We foam over asbestos all the time. Just make sure that if the asbestos is nailed on furring strips that you run wood strapping up the walls over wise the asbestos will crack in the hollow portions between the furring strips. The foam prevents the asbestos from moving when it cracks


----------



## joecaption

It's done all the time because it's the safest, and easyest way to do it. 
Other then being a royal pain to nail through. I've never once seen it all fall apart and blow out the bottom as suggest, if it did I sure would have heard back from customers long before now about it.


----------



## Fix'n it

joe. you dig'n up old threads ?


----------



## joecaption

Not me some new poster did that.


----------



## Fix'n it

joecaption said:


> Not me some new poster did that.


ahh, thats what i thought. and then they deleted their post. that is why i like to quote.

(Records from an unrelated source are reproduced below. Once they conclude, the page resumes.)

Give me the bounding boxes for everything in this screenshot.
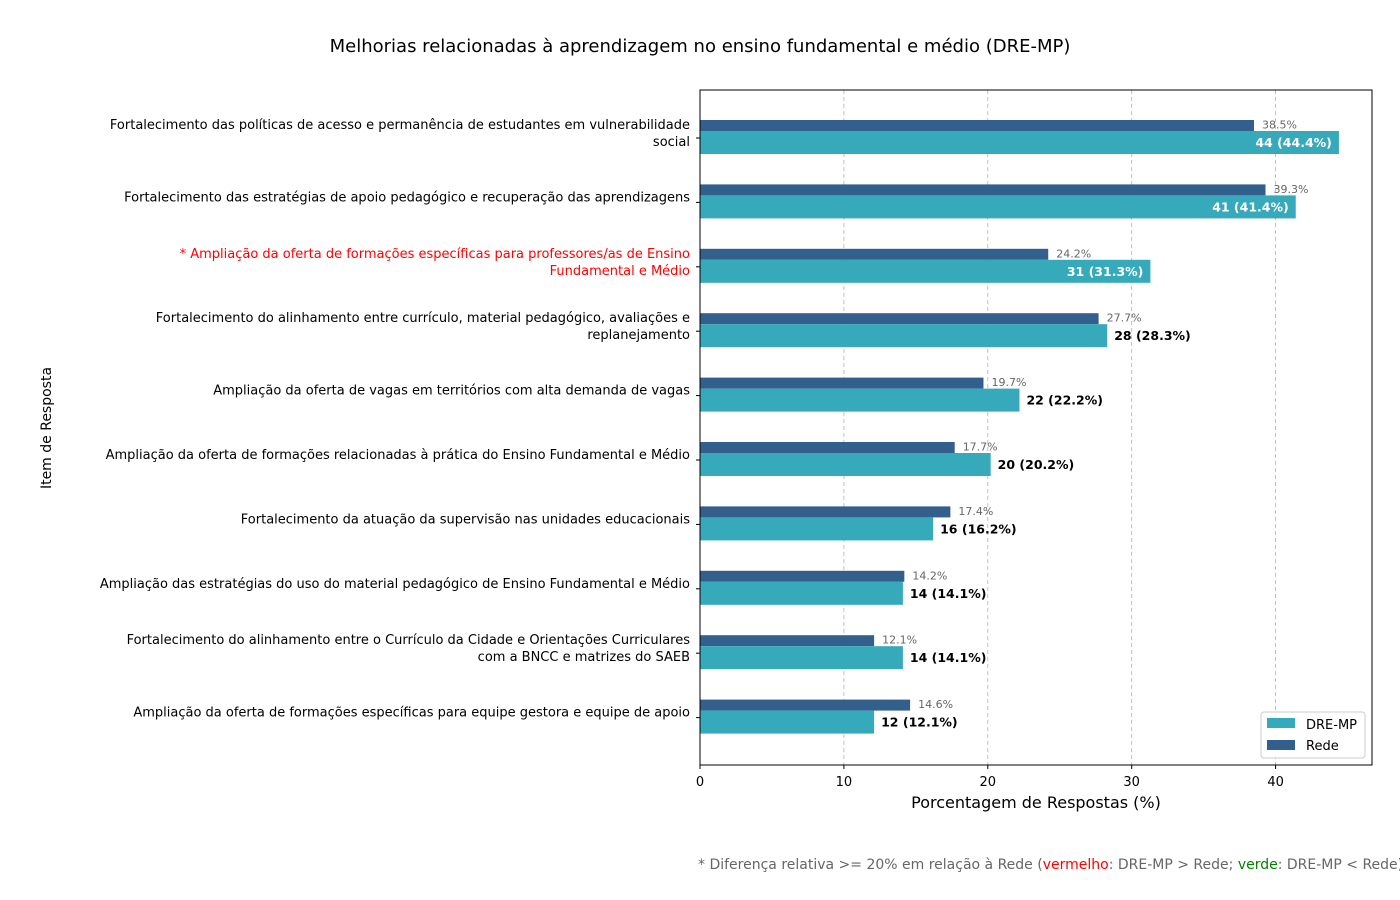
data-label-dre-mp: 28 (28.3%) [1114,328,1191,343]
chart-title: Melhorias relacionadas à aprendizagem no… [330,36,1071,57]
bar-dre-mp [700,646,903,670]
category-label: com a BNCC e matrizes do SAEB [478,650,690,665]
category-label: Ampliação da oferta de formações relacio… [106,448,690,463]
bars: 38.5% 44 (44.4%) 39.3% 41 (41.4%) 24.2% 31 (3… [700,119,1339,734]
category-label: Fundamental e Médio [550,264,690,279]
footnote-prefix: * Diferença relativa >= 20% em relação à… [698,857,1043,873]
data-label-dre-mp: 22 (22.2%) [1026,393,1103,408]
data-label-rede: 12.1% [882,634,917,647]
category-label: replanejamento [587,328,690,343]
data-label-rede: 17.4% [958,505,993,518]
data-label-rede: 27.7% [1107,312,1142,325]
category-label: Ampliação da oferta de vagas em territór… [213,384,690,399]
legend: DRE-MP Rede [1260,711,1366,759]
bar-dre-mp [700,259,1151,283]
bar-dre-mp [700,710,875,734]
category-label: Fortalecimento das estratégias de apoio … [124,190,690,205]
bar-rede [700,570,905,582]
data-label-dre-mp: 14 (14.1%) [910,586,987,601]
x-axis-ticks: 0 10 20 30 40 [696,765,1284,790]
legend-label-rede: Rede [1306,739,1339,754]
footnote-middle: : DRE-MP > Rede; [1108,857,1238,873]
x-tick-label: 0 [696,775,704,790]
bar-dre-mp [700,131,1339,154]
bar-rede [700,699,911,711]
x-tick-label: 30 [1123,775,1140,790]
bar-rede [700,120,1255,131]
data-label-dre-mp: 16 (16.2%) [940,521,1017,536]
x-tick-label: 20 [980,775,997,790]
category-label: Fortalecimento da atuação da supervisão … [241,512,690,527]
bar-rede [700,635,875,647]
category-label: Fortalecimento do alinhamento entre o Cu… [127,633,691,648]
data-label-dre-mp: 20 (20.2%) [998,457,1075,472]
data-label-rede: 24.2% [1056,247,1091,260]
footnote-suffix: : DRE-MP < Rede) [1277,857,1400,873]
bar-dre-mp [700,517,934,541]
footnote: * Diferença relativa >= 20% em relação à… [698,857,1400,873]
plot-frame [699,89,1373,766]
category-labels: Fortalecimento das políticas de acesso e… [100,118,700,721]
bar-dre-mp [700,581,903,605]
category-label: Fortalecimento das políticas de acesso e… [110,118,690,133]
data-label-dre-mp: 44 (44.4%) [1255,135,1332,150]
category-label: * Ampliação da oferta de formações espec… [180,247,690,262]
x-axis-label: Porcentagem de Respostas (%) [911,793,1161,812]
category-label: Ampliação da oferta de formações específ… [133,706,690,721]
data-label-dre-mp: 14 (14.1%) [910,650,987,665]
bar-rede [700,313,1099,325]
bar-dre-mp [700,453,991,476]
bar-rede [700,506,951,518]
x-tick-label: 40 [1267,775,1284,790]
bar-rede [700,442,955,453]
data-label-dre-mp: 41 (41.4%) [1212,199,1289,214]
data-label-rede: 14.2% [912,569,947,582]
footnote-red-word: vermelho [1042,857,1109,873]
data-label-rede: 14.6% [918,698,953,711]
legend-label-dre-mp: DRE-MP [1306,718,1357,733]
bar-dre-mp [700,324,1108,348]
bar-dre-mp [700,388,1020,412]
data-label-rede: 39.3% [1274,183,1309,196]
x-tick-label: 10 [836,775,853,790]
y-axis-label: Item de Resposta [39,367,55,489]
data-label-rede: 19.7% [991,376,1026,389]
bar-rede [700,248,1049,260]
legend-swatch-rede [1267,740,1295,750]
bar-rede [700,184,1266,196]
footnote-green-word: verde [1237,857,1278,873]
category-label: Ampliação das estratégias do uso do mate… [100,577,690,592]
data-label-rede: 38.5% [1262,119,1297,132]
legend-swatch-dre-mp [1267,718,1295,728]
data-label-dre-mp: 31 (31.3%) [1067,264,1144,279]
bar-dre-mp [700,195,1296,219]
data-label-rede: 17.7% [963,441,998,454]
category-label: social [653,135,690,150]
category-label: Fortalecimento do alinhamento entre curr… [156,311,690,326]
bar-rede [700,377,984,389]
data-label-dre-mp: 12 (12.1%) [881,715,958,730]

as i said, i plan to go over my current shingle siding with FB then whatever siding.
i and i don't see the current siding falling apart from the new nails. 
as always though, plans can change = take the old siding off.


----------



## firehawkmph

I just sided my buddy's house that had old aluminum siding staple to lathe, over asbestos shingles, which were fasted to 1 x 2's . Sheathing underneath was 1 x planking. My buddy took off the aluminum and lathe. I originally thought we would have to tear off the asbestos. But I installed 3/8 foamcore with my roofing nailer. It went up ok. I hand nailed the siding using 2" roofing nails. They were long enough to get into the plank sheathing. Pain in the butt, but it worked out ok.
Mike Hawkins


----------



## joecaption

Why is there what looks like a seam to the left of the bulkhead on the wall?


----------



## firehawkmph

Joe,
this house used to be a smaller cottage with a porch on the front and the back. Somebody over the years closed both of the porches in, but really didn't do it right. The side walls of the original front porch stuck out 2" from the side. I bent some coil stock to wrap the corner than channeled both sides. It was one of those jobs where you had to draw the line somewhere, he didn't want to rip the porch apart to rebuild it.
Mike Hawkins


----------



## midnite2012

If i leave the siding would it b better to sheet it with osb before vinyl siding


----------



## firehawkmph

Midnite,
If I was going to resheat the whole house, I would pull the old siding off and have a nice flat surface to work with. You can try the foam core like I did. But it really helps to have a roofing nailer to fasten the foam core with. It does a lot less damage compared to pounding each nail in. 
Mike Hawkins


----------